A LOUCA

A LOUCA

*Rangel Alves da Costa

Numa pessoa comum, a feição de uma pessoa comum, normal, pulsando as horas e os dias. Uma vida em plenitude do viver. Um viver em plena normalidade da vida. Amanhando, sonhando, trabalhando, querendo realizar muito mais.

Comedida, não gostava de exageros em nada. Sorria pouco, e pouco também falava. Não gostava de espalhafatos nem de se mostrar além de sua simplicidade. Roupa simples, sem luxos, na decência e no gosto de apenas estar se sentindo bem consigo mesmo.

Um dia cantou alto no banheiro. Nunca fazia assim. Depois deixou o chuveiro ligado após o término do banho, e nunca fazia assim. Mas tudo bem, pois quando percebeu o erro logo retornou para reparar. Mas novamente agiu de forma inesperada: gritou como se estivesse enraivecida.

Não havia motivo algum para agir assim, para gritar daquela forma, até mesmo por que estava sozinha no quarto. Não percebeu o erro, pois sequer se deu conta de ter agido de modo estranho demais. Saiu do quarto como se nada tivesse acontecido. Falou com os parentes, sentou à mesa, mostrou-se em plena normalidade.

Ela nem percebia, logicamente que não, mas algumas mudanças iam sendo percebidas por seus amigos e familiares. Ora, uma pessoa tão cuidadosa não passaria a ter os cabelos tão descuidados como os dela. Parecia não lavar, não pentear, não ter nenhum asseio. Seu rosto parecia outro com aquela moldura disforme, assanhada, parecendo suja.
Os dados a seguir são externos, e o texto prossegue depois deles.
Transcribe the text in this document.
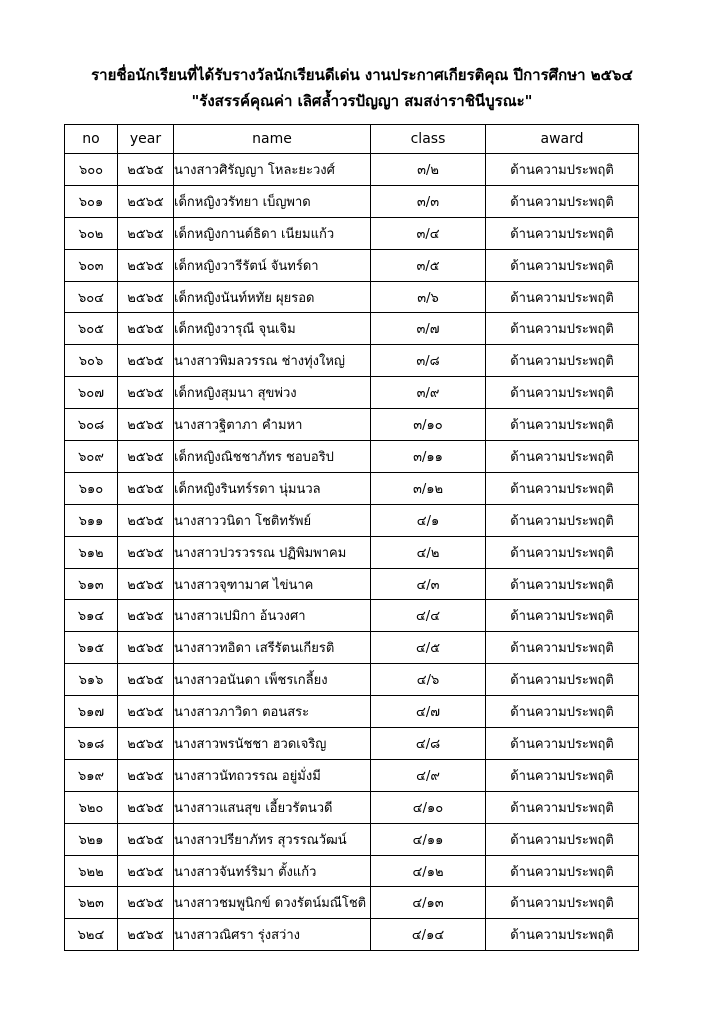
รายชื่อนักเรียนที่ได้รับรางวัลนักเรียนดีเด่น งานประกาศเกียรติคุณ ปีการศึกษา ๒๕๖๔
"รังสรรค์คุณค่า เลิศล้ำวรปัญญา สมสง่าราชินีบูรณะ"
no	year	name	class	award
๖๐๐	๒๕๖๕	นางสาวศิรัญญา โหละยะวงศ์	๓/๒	ด้านความประพฤติ
๖๐๑	๒๕๖๕	เด็กหญิงวรัทยา เบ็ญพาด	๓/๓	ด้านความประพฤติ
๖๐๒	๒๕๖๕	เด็กหญิงกานต์ธิดา เนียมแก้ว	๓/๔	ด้านความประพฤติ
๖๐๓	๒๕๖๕	เด็กหญิงวารีรัตน์ จันทร์ดา	๓/๕	ด้านความประพฤติ
๖๐๔	๒๕๖๕	เด็กหญิงนันท์หทัย ผุยรอด	๓/๖	ด้านความประพฤติ
๖๐๕	๒๕๖๕	เด็กหญิงวารุณี จุนเจิม	๓/๗	ด้านความประพฤติ
๖๐๖	๒๕๖๕	นางสาวพิมลวรรณ ช่างทุ่งใหญ่	๓/๘	ด้านความประพฤติ
๖๐๗	๒๕๖๕	เด็กหญิงสุมนา สุขพ่วง	๓/๙	ด้านความประพฤติ
๖๐๘	๒๕๖๕	นางสาวฐิตาภา คำมหา	๓/๑๐	ด้านความประพฤติ
๖๐๙	๒๕๖๕	เด็กหญิงณิชชาภัทร ชอบอริป	๓/๑๑	ด้านความประพฤติ
๖๑๐	๒๕๖๕	เด็กหญิงรินทร์รดา นุ่มนวล	๓/๑๒	ด้านความประพฤติ
๖๑๑	๒๕๖๕	นางสาววนิดา โชติทรัพย์	๔/๑	ด้านความประพฤติ
๖๑๒	๒๕๖๕	นางสาวปวรวรรณ ปฏิพิมพาคม	๔/๒	ด้านความประพฤติ
๖๑๓	๒๕๖๕	นางสาวจุฑามาศ ไข่นาค	๔/๓	ด้านความประพฤติ
๖๑๔	๒๕๖๕	นางสาวเปมิกา อ้นวงศา	๔/๔	ด้านความประพฤติ
๖๑๕	๒๕๖๕	นางสาวทอิดา เสรีรัตนเกียรติ	๔/๕	ด้านความประพฤติ
๖๑๖	๒๕๖๕	นางสาวอนันดา เพ็ชรเกลี้ยง	๔/๖	ด้านความประพฤติ
๖๑๗	๒๕๖๕	นางสาวภาวิดา ตอนสระ	๔/๗	ด้านความประพฤติ
๖๑๘	๒๕๖๕	นางสาวพรนัชชา ฮวดเจริญ	๔/๘	ด้านความประพฤติ
๖๑๙	๒๕๖๕	นางสาวนัทถวรรณ อยู่มั่งมี	๔/๙	ด้านความประพฤติ
๖๒๐	๒๕๖๕	นางสาวแสนสุข เอี้ยวรัตนวดี	๔/๑๐	ด้านความประพฤติ
๖๒๑	๒๕๖๕	นางสาวปรียาภัทร สุวรรณวัฒน์	๔/๑๑	ด้านความประพฤติ
๖๒๒	๒๕๖๕	นางสาวจันทร์ริมา ตั้งแก้ว	๔/๑๒	ด้านความประพฤติ
๖๒๓	๒๕๖๕	นางสาวชมพูนิกข์ ดวงรัตน์มณีโชติ	๔/๑๓	ด้านความประพฤติ
๖๒๔	๒๕๖๕	นางสาวณิศรา รุ่งสว่าง	๔/๑๔	ด้านความประพฤติ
De repente alguém sentiu como se um odor repulsivo quando ela passou por perto. Ao levantar um braço, então surgiu a certeza de que ela havia se esquecido de usar desodorante. Cheiro forte, como se já desde alguns dias nenhum protetor das axilas houvesse sido usado. Suas roupas também já não mereciam elogios. Roupas amassadas, desconjuntadas no corpo, demasiadamente estranhas numa pessoa que primava na vestimenta.

O que estaria acontecendo? O estopim veio quando ela abriu a porta da chefia e gritou que fosse tomar no... E fez mais: a papelada que tinha à mão foi toda jogada adiante. Todos se assustaram ante o ocorrido, correndo para junto dela e perguntando o que estava acontecendo. Nada ela respondeu. Apenas se lançou ao chão e, de cócoras e com as mãos à cabeça, chorou.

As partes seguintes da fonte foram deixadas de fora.